Beta This part of GOV.UK is being rebuilt – find out what this means

HMRC internal manual

Oils Technical Manual

From
HM Revenue & Customs
Updated
, see all updates

Imports of mineral oil: Mineral oil brought ashore by pipeline: Background

Background

Pipelines are often used to bring natural gas and mineral oil ashore from the sea bed. These products may be carried separately or together, or jointly with other substances. The normal import procedure (i.e. ship’s report, import declaration, delivery from ship and import account) has been adapted for goods brought ashore together by pipeline until they are separated. Approved pipelines may also be used to move mineral oil from one bonded installation on shore to another bonded installation for storage, if effectively part of the same warehouse.
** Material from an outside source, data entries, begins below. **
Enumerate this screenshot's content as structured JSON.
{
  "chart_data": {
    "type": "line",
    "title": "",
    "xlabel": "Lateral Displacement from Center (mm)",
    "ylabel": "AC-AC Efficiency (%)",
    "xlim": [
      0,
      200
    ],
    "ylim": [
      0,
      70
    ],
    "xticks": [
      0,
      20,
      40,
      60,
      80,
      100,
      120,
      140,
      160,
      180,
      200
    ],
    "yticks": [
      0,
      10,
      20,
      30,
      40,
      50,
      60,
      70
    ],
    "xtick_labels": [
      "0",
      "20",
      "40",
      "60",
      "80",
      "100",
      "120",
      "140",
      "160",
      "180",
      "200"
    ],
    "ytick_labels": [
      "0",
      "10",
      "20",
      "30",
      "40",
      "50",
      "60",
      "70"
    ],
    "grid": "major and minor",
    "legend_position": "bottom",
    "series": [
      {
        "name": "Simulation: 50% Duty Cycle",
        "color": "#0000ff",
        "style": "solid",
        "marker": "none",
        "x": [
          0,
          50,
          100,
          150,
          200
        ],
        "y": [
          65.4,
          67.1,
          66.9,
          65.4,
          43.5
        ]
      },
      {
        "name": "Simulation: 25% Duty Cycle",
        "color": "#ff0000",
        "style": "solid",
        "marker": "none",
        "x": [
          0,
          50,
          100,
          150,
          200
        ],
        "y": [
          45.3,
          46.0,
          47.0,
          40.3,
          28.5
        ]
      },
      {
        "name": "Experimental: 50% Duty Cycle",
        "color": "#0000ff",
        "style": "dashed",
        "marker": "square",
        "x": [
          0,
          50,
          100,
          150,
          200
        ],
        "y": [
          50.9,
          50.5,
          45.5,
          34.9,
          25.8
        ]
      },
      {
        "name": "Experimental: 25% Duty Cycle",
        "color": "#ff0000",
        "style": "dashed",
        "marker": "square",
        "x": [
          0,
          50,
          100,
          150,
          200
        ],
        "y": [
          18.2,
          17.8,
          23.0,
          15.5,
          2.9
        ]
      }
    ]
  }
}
Customs and Excise Management Act 1979 (CEMA), section 24 provides that uncleared goods may not be moved by a pipeline unless that pipeline has been approved by the Commissioners. All dutiable goods imported by pipeline are required to be declared for warehousing and are subject to the general provisions of CEMA relating to warehoused goods. Non-dutiable goods must be taken to a point at which the necessary customs control can be exercised.

The Customs and Excise Duties (General Reliefs) Act 1979 section 14, (CEGRA) provides that any goods which are produced in any area designated under the Continental Shelf Act 1964 section 1 (7) (i.e. an area in which the UK has exploitation rights) and brought direct into the UK from that area, are deemed for the purposes of any duties chargeable not to be imported. However, you should check the position for import VAT and customs duty with the relevant policy units.

Mineral oil is chargeable with excise duty whether it is produced in a UK designated area or otherwise. References in this part to imported oil refer to all oil brought into the UK by pipeline, whatever its origin.